Tuesday, June 1, 2010

Hmm so where to start...

Really nothing interesting has been happening in my life. Sadly still no call from Cameron. Been talking to Austin a bit but I dunno... He keeps being all I miss you and whatever, and when i think about it... I really don't miss him. I miss the lies when I still believed in them, and the person I thought he was but essentially once everything came out, I sure as shit don't miss it. I don't miss the secrecy or him just completely ignoring me. And really he's not even overly good looking, wtf do I see in him. LOL. He doesn't have a job, he has a child, bums off everyone, steals and lies. Hmmm real good choice. God I wish Cameron would have called! haha oh well though..

So this past weekend my parents went camping. On Friday, I went with Sarah, Kels, Shawn and Mitchell to GP. We watched Sex In the City and I was sadly disapointed in that movie. (Speak of the devil Aus just texted me lol). We came home and Morgan, Sarah and I popped the fucking best tabs in the world! :) We literally danced for 4 hours straight... haha fun shit fo sho. But then I started to get a bit too messed up and went to bed. And then Morgan did it with Kelby -absolute randomly) in my bed. Slightly not too impressed with that... I don't know why she doesn't demand more respect from boys. Then we had e hangover syndrome the next day and didn't do a damn thing. Later that night a bunch of people came over and I proceeded to get pleasantly intoxicated lol. We decorated the night with a solid two hour round of "Would you suck it.." HAHAHA such a good game. Then the next day the parents came home and all fun over.

This weeks been off to a slow start. Yesterday I cut the grass, worked and went for a run. Successfully managed to get a blister... ontop of another blister. Terrific, I'd say. And today school, work and ended it off with dancing in the talent show. But anyhow I'm off, till another day fair friend...

Wednesday, May 26, 2010

So this past weekend was May long weekend. It certainly had its ups and downs that's for sure! I started it out on Thursday by going to the bar with Morgan. I got super hammered and somehow figured it was a good idea to Austin's house. And well one thing lead to another and we ended up doing the dirty haha. But then all of a sudden Evan bursts in and went fucking psycho. I've never even seen anyone act like that! He was throwing shit and hacking not only Austin but me as well. He even woke up Simone to inform her of what we were doing. Like wtf who does that?!? And then he full out brawled Austin. Worst night of life I swear to God! Anyways I don't even want to go into more detail about that retarded night. It was one of the biggest mistakes of my life.

But then Friday night was amazing! Me and Morgan went to the zoo and Cam was there. We hung out at the bar and like flirted all night and stuff. HAHA we even made out in front of Austin... Oopsie! LOL! And then I went to the HIV. Then me and Morgan went to the newfies house. But I don't really like those guys so I wanted to go home.

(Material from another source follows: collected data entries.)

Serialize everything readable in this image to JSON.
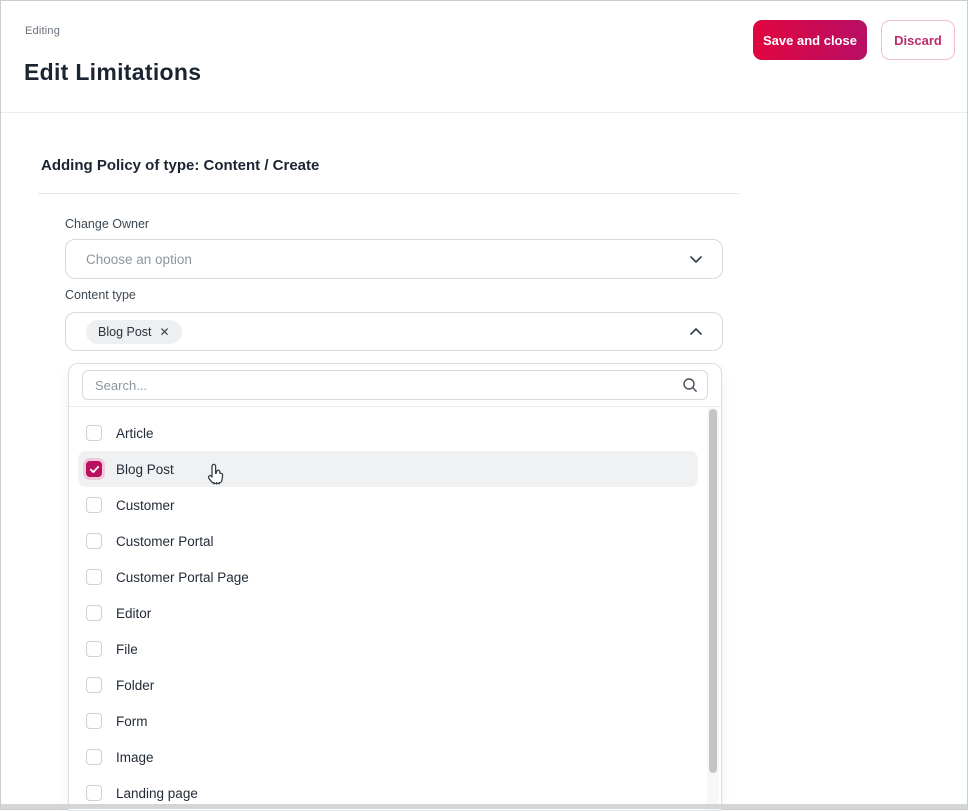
{
  "header": {
    "breadcrumb": "Editing",
    "title": "Edit Limitations",
    "save_label": "Save and close",
    "discard_label": "Discard"
  },
  "form": {
    "section_title": "Adding Policy of type: Content / Create",
    "change_owner": {
      "label": "Change Owner",
      "placeholder": "Choose an option"
    },
    "content_type": {
      "label": "Content type",
      "chips": [
        {
          "label": "Blog Post",
          "remove_icon": "✕"
        }
      ]
    },
    "dropdown": {
      "search_placeholder": "Search...",
      "options": [
        {
          "label": "Article",
          "checked": false,
          "highlighted": false
        },
        {
          "label": "Blog Post",
          "checked": true,
          "highlighted": true
        },
        {
          "label": "Customer",
          "checked": false,
          "highlighted": false
        },
        {
          "label": "Customer Portal",
          "checked": false,
          "highlighted": false
        },
        {
          "label": "Customer Portal Page",
          "checked": false,
          "highlighted": false
        },
        {
          "label": "Editor",
          "checked": false,
          "highlighted": false
        },
        {
          "label": "File",
          "checked": false,
          "highlighted": false
        },
        {
          "label": "Folder",
          "checked": false,
          "highlighted": false
        },
        {
          "label": "Form",
          "checked": false,
          "highlighted": false
        },
        {
          "label": "Image",
          "checked": false,
          "highlighted": false
        },
        {
          "label": "Landing page",
          "checked": false,
          "highlighted": false
        }
      ]
    }
  },
  "icons": {
    "chevron_down": "chevron-down",
    "chevron_up": "chevron-up",
    "search": "magnifier",
    "checkmark": "check",
    "cursor": "hand-pointer"
  },
  "colors": {
    "accent_gradient_start": "#e1063f",
    "accent_gradient_end": "#b70e66",
    "checkbox_checked": "#bb1060",
    "checkbox_halo": "#f1c9db",
    "discard_border": "#f0bcd4",
    "discard_text": "#bb2d6e",
    "row_highlight": "#f0f1f3",
    "title_text": "#1b2532",
    "muted_text": "#8d969d"
  }
}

Ty and 'G Holla' were gonna walk me home but then Cam called me! :) We hung out till like 5:30 in the morning! He's like so cool and super sweet. And he seemed really into me, but hasn't called? So I'm kinda like wtf?! Like he said he wanted to ask me out and like just said a whole bunch of really sweet stuff. But maybe he just talks a good talk? But I guess he told Clinton gang about me? So who knows... I hope he calls... lol

I've been working out a lot lately... starting to see some big changes in my body. I'm down to 137 pounds. I'm hoping for 130 by grad :) That would be like dream weight. But I'm out... I'll let ya know when something exciting happens haha

Wednesday, May 19, 2010

So last weekend was prom. I had a fucking blast!!! Totally got prom queen! :) :) Definitely was not expecting to though. So once I was ready Calvenn came over and we went to pictures with like the grad class. And that was alright... It's just like all of my old friends -Paul, Tom, Cass, etc- all got pictures together. And they never invited me. And while we were there I just really came to the realization that out of my grade I really never made any close friends. I can't help but wonder, was it me that never allowed myself to become close with any of them? Or, did they just not want anything to do with me? I think always looking back over high school, I'll never understand what really did happen there. But whatever, I see the way they treat people around them and I know if I was close with all of them I would be the same. It's not their lack of ambitions that makes me ... look down on them for lack of a better phrase... It's the way they all put others down, just to temporarily boost their ego... and forever damaging someone else's. And after being on the damaged side, I can happily say I never purposely do that to anyone. When I was at prom party, I wore my tiara and sash. And apparently Cass was just bitching about how I won it and she didn't, and that I shouldn't be showing off at the party with it. And that just said everything. It's basically a popularity contest, right? Like the kids vote on it. I would never, ever put someone else down for getting prom queen. I would congratulate the person and not think twice about it. And that just shows the kind of person Cass and those type of people are... and that's why they never got it.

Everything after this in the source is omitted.